There are two big reasons for the disagreement. Firstly, emissions differ wildly depending on how you produce the food. Secondly, nobody is sure how to count the emissions of land use, partly because it depends on what the land would have been if you hadn’t farmed it.
When you are aiming for deep decarbonisation then land opportunity costs loom larger, because you have to use every resource to its maximum potential. And land can absorb carbon through restoration of ecosystems, or through biomass with carbon capture and storage (BECCS). Taking this into account can double the effective emissions of food. [3]

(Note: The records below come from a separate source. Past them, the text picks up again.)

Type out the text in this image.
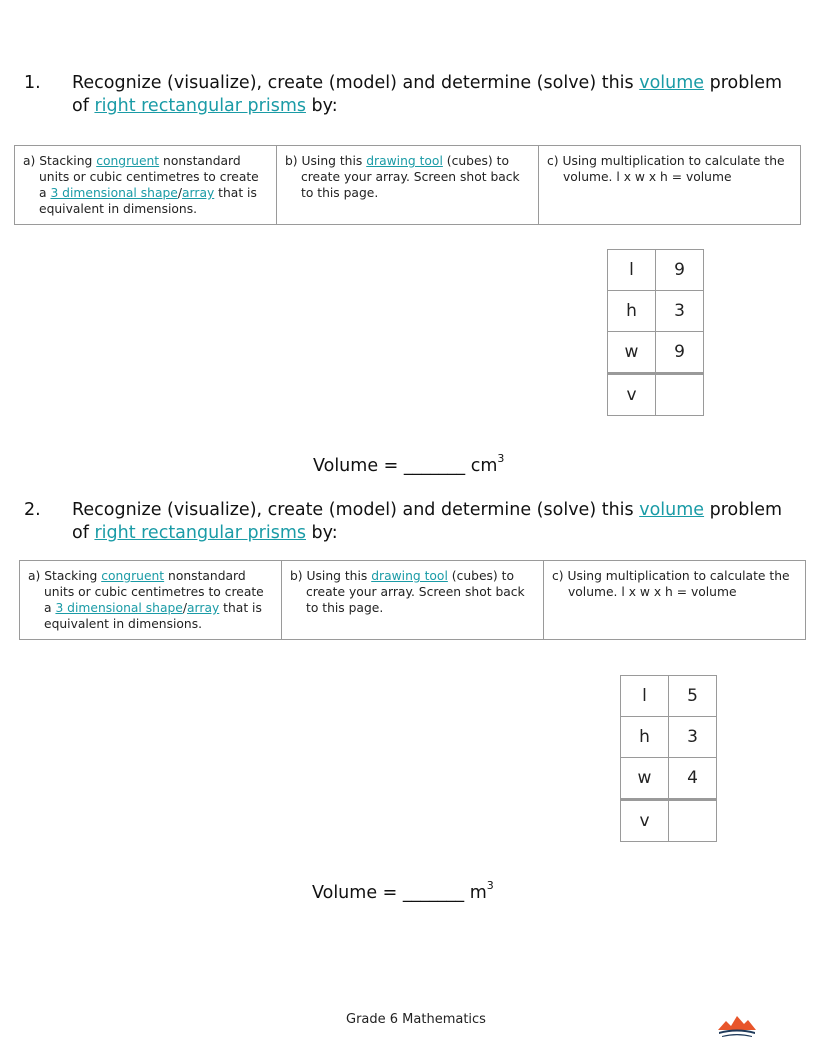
1. Recognize (visualize), create (model) and determine (solve) this volume problem of right rectangular prisms by:
a) Stacking congruent nonstandard units or cubic centimetres to create a 3 dimensional shape/array that is equivalent in dimensions.

b) Using this drawing tool (cubes) to create your array. Screen shot back to this page.

c) Using multiplication to calculate the volume. l x w x h = volume
l	9
h	3
w	9
v	
Volume = _______ $cm^3$
2. Recognize (visualize), create (model) and determine (solve) this volume problem of right rectangular prisms by:
a) Stacking congruent nonstandard units or cubic centimetres to create a 3 dimensional shape/array that is equivalent in dimensions.

b) Using this drawing tool (cubes) to create your array. Screen shot back to this page.

c) Using multiplication to calculate the volume. l x w x h = volume
l	5
h	3
w	4
v	
Volume = _______ $m^3$
Grade 6 Mathematics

Climate impact of meat and dairy
By far the biggest way that consumers can reduce the greenhouse gas and land impacts of their food is reducing their consumption of products from ruminant animals (cows, sheep and goats), due to their methane impact and the land impact of grazing.
Below is one estimate of UK diets, which includes an estimate of emissions from actual land use change, although not the full opportunity costs of land use. [4]
UK diet |
Tonnes CO2e per year |
High meat eaters |
2.6 |
Medium meat eaters |
2 |
Low meat eaters |
1.7 |
Vegetarians |
1.39 |
Vegans |
1 |
The CCC’s Balanced Scenario includes a 20% reduction in meat and dairy consumption by 2030 and a further 15% meat reduction by 2050.